Radomiak wraca do domu. "Potrzebujemy punktów i dobrej gry"

PAP / Jakub Kaczmarczyk / Zawodnicy Radomiaka Pedro Henrique (L) i Raphael Rossi (P)
PAP / Jakub Kaczmarczyk / Zawodnicy Radomiaka Pedro Henrique (L) i Raphael Rossi (P)

W sobotę w Radomiu odbędzie się prawdziwe piłkarskie święto. Po ponad ośmiu latach Radomiak Radom wraca na stadion przy ul. Struga 63. - Emocje nie mogą nam przeszkadzać - mówi trener Constantin Galca. Rywalem Cracovia.

13 czerwca 2015. Radomiak Radom remisuje bezbramkowo z Wisłą Sandomierz w pierwszym finałowym meczu baraży o awans do II ligi (w rewanżu wygrywa 3:1 i melduje się w wyższej klasie rozgrywkowej). Było to ostatnie spotkanie Radomiaka na boisku przy ul. Struga 63.

Następnie zaczęła się budowa nowego obiektu w tym miejscu. Trwała bardzo długo, przeciągała się o kolejne miesiące, a nawet lata. I wreszcie jest. W sobotę o godz. 20 Radomiak zagra z Cracovią przy komplecie publiczności na inaugurację nowej areny.
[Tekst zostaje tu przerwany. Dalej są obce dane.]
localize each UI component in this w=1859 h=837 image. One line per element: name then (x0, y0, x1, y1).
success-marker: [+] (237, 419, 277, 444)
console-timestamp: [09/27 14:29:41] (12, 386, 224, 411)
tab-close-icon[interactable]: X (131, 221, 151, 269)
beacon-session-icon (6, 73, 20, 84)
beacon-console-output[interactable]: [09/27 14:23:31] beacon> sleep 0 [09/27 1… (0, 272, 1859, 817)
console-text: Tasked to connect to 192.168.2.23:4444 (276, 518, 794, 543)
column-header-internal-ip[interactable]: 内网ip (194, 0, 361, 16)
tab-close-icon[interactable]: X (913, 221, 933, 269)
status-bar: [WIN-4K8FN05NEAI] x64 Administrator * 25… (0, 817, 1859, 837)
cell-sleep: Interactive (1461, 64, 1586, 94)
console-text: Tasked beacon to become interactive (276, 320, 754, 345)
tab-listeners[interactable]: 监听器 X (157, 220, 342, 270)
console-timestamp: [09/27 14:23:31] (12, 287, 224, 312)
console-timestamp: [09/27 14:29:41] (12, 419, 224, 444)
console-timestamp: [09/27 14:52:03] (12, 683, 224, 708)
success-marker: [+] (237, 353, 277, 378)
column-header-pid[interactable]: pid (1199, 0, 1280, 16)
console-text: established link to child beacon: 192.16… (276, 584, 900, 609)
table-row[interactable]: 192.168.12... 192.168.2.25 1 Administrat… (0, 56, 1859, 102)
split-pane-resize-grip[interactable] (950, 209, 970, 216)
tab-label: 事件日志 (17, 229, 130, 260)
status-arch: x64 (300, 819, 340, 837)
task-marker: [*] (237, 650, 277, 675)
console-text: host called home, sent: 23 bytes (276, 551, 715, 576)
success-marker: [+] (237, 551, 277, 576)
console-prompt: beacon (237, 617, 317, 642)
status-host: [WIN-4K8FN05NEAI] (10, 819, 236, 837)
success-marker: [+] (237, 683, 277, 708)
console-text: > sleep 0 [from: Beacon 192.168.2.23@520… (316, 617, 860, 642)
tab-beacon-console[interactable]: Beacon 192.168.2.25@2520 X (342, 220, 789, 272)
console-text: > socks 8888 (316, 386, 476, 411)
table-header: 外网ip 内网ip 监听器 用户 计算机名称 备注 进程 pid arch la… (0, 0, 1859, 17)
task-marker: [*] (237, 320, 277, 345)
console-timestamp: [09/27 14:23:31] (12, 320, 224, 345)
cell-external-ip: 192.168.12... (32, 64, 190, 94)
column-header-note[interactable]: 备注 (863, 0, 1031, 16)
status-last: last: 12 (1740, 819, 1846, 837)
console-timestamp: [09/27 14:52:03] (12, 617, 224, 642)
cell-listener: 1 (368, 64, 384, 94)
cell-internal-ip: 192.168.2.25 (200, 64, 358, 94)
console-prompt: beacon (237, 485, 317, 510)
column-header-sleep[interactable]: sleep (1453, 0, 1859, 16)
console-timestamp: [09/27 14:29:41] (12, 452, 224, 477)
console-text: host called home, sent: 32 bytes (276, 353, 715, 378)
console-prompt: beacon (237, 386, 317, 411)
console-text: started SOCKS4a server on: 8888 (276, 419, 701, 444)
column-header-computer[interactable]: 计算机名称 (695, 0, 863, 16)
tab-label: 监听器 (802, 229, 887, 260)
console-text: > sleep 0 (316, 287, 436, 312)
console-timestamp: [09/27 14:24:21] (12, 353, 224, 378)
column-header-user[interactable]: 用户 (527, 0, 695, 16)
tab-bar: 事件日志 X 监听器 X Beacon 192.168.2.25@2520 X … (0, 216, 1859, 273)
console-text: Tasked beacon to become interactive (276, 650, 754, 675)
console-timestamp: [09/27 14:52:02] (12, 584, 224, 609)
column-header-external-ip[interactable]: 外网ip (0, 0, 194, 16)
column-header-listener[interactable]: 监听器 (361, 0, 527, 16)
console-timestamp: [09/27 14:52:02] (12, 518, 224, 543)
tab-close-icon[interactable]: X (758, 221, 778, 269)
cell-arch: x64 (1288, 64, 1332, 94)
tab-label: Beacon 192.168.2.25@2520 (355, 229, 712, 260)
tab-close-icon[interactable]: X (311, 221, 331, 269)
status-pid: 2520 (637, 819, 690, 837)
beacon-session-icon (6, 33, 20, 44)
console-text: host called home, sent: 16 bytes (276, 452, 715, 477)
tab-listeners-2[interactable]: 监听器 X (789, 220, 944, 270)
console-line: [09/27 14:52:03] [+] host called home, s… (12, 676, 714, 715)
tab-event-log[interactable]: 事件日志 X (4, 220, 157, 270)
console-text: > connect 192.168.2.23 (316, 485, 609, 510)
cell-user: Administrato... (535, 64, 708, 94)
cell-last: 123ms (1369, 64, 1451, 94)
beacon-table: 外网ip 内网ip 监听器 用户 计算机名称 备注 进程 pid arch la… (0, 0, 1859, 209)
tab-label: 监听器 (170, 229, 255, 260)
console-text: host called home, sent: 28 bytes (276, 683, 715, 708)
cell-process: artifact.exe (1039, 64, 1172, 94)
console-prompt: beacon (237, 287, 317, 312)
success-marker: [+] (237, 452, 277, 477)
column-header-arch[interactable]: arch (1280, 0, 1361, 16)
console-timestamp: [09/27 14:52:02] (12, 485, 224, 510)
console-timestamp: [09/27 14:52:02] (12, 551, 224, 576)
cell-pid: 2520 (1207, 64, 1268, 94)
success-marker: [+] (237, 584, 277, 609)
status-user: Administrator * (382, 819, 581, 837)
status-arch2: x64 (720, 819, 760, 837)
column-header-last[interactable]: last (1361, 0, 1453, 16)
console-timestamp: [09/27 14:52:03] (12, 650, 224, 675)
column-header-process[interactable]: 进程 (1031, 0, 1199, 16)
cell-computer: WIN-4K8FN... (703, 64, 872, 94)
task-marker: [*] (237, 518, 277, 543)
Jest postać, która łączy oba mecze. To Leandro,  który jako jedyny z obecnej kadry zagrał w tamtym meczu z Wisłą. Teraz jednak znajdzie się prawdopodobnie na trybunach, bo nie doszedł jeszcze do siebie po kontuzji.

ZOBACZ WIDEO: #dziejesiewsporcie: Stanął przy Messim i się rozpłakał. To syn wielkiej gwiazdy

- To dla nas bardzo ważne spotkanie. Pierwsze w tym sezonie na własnym boisku i pierwsze na nowym stadionie. Kibice oczekują od nas dużo - mówił trener Constantin Galca na konferencji prasowej.

Radomiak ma pełne prawo myśleć o korzystnym wyniku w sobotni wieczór, bo zaczął sezon 2023/24 całkiem nieźle. Zaczął od pewnej wygranej w Zabrzu, a przed tygodniem zaprezentował się korzystnie na boisku Lecha Poznań, choć nie przywiózł do domu choćby punktu.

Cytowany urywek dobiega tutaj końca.